Many of those large piles of tepee-shaped timbers and branches often seen along national park and Forest Service roads are getting the torch as weather conditions become favorable to burning.
Firefighters are burning slash piles west of Island Park in the Yale Creek area, along the Signal Mountain Summit Road and Pacific Creek Road in Grand Teton National Park and a 127-acre area south of Wilson, Wyo.
Visitors to these areas can expect some smoke, firefighters and warning signs, especially just after the fires are ignited.

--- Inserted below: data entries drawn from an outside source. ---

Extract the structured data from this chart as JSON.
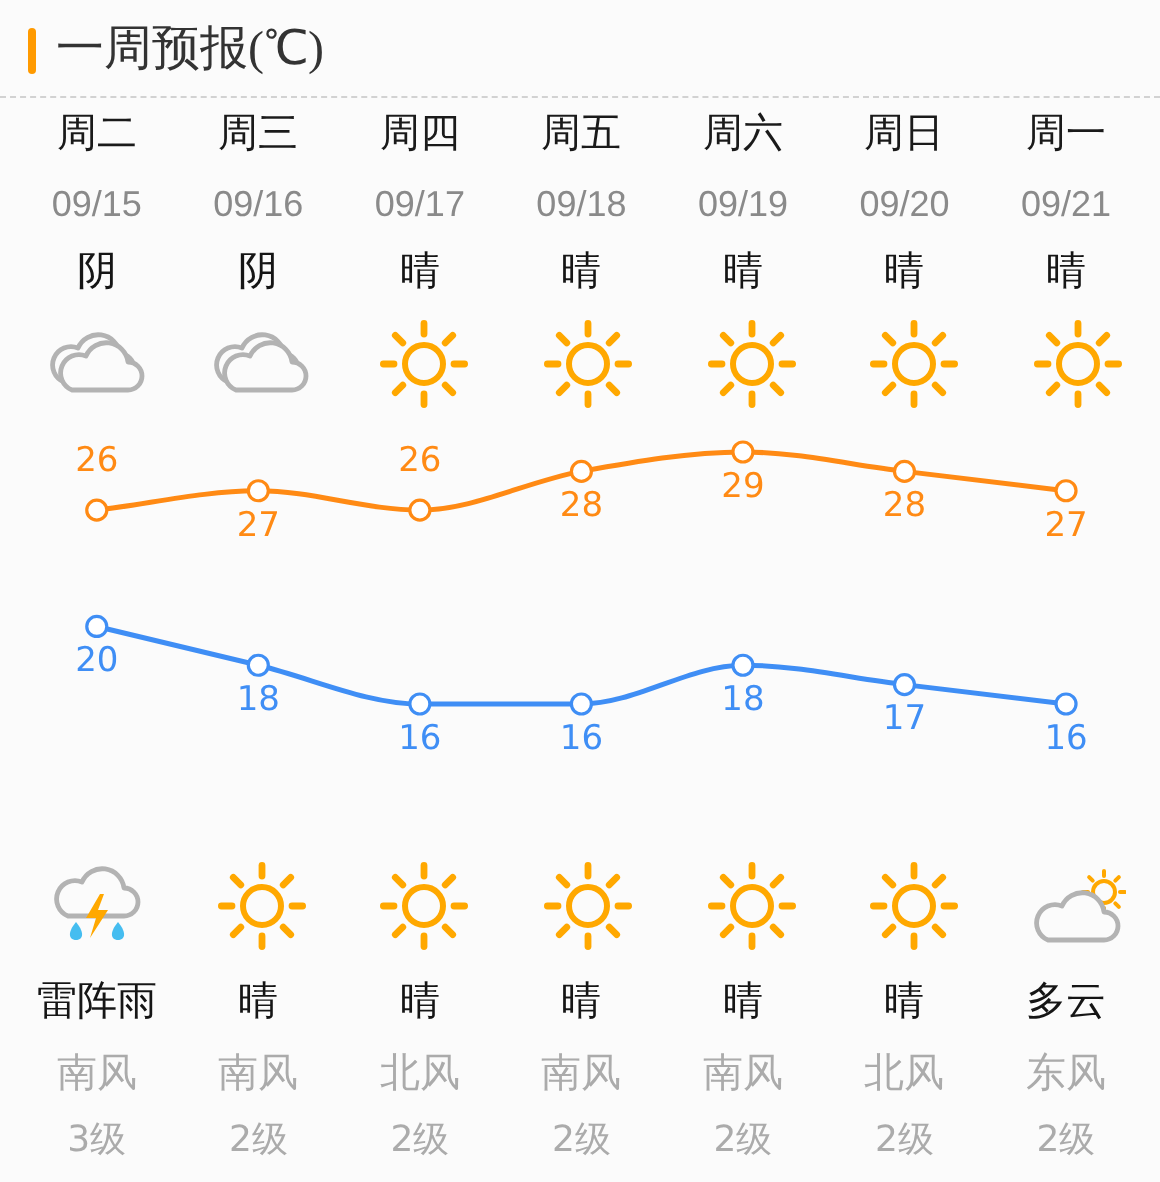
{
  "chart_data": {
    "type": "line",
    "title": "一周预报(℃)",
    "categories": [
      "周二",
      "周三",
      "周四",
      "周五",
      "周六",
      "周日",
      "周一"
    ],
    "series": [
      {
        "color": "#ff8a14",
        "values": [
          26,
          27,
          26,
          28,
          29,
          28,
          27
        ]
      },
      {
        "color": "#3f8ef5",
        "values": [
          20,
          18,
          16,
          16,
          18,
          17,
          16
        ]
      }
    ],
    "annotations": [
      "09/15",
      "09/16",
      "09/17",
      "09/18",
      "09/19",
      "09/20",
      "09/21",
      "阴",
      "阴",
      "晴",
      "晴",
      "晴",
      "晴",
      "晴",
      "雷阵雨",
      "晴",
      "晴",
      "晴",
      "晴",
      "晴",
      "多云",
      "南风",
      "南风",
      "北风",
      "南风",
      "南风",
      "北风",
      "东风",
      "3级",
      "2级",
      "2级",
      "2级",
      "2级",
      "2级",
      "2级"
    ],
    "data_labels": true,
    "marker": "circle",
    "tick_labels": "x"
  }
}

The project near Island Park is treating 3,160 acres to reduce timber fuels around the Old West Ranch subdivisions. The project, started in 2018, is designed to “reduce fuel loadings and improve vegetation and wildlife habitat,” according to the Caribou-Targhee National Forest.
The Signal Mountain Summit Road project was started in 2014.
“(It) includes thinning and removing lower limbs from trees, and the removal of dead wood and brush from the forest floor,” a park news release said. “Firefighters place the slash from fuels reduction work into tepee-shaped piles and let them cure for a year before burning them.”
The area along Pacific Creek Road was last treated in 2002 and 2005.
“The fuel loading along the road corridor has not been addressed in previous treatments and will also remove many dangerous hazard trees resulting from the mountain pine beetle epidemic,” the park said. “Crews started work in the summer of 2016 and generated approximately 350 slash piles to be burned.”
Other slash piles around the park are gathered from regular hazard tree removal and trail maintenance and are also slated to be burned during this month.
The project, 7.5 miles south of Wilson, includes Forest Service land adjacent to the Highland Hills and Hidden Hills Subdivision. The burn is done to reduce the risk and cost of fire suppression during an unwanted nearby wildfire.
“Fire management staff tend to the piles to assure complete combustion and consumption of all fuels and to monitor burning conditions for potential fire spread out of the pile area,” the park news release said. “Some smoke may linger in the pile area and in drainages as temperatures drop during the evening. Signs will be posted along travel routes and roadsides to remind travelers to use headlights for safe travel within the pile areas.”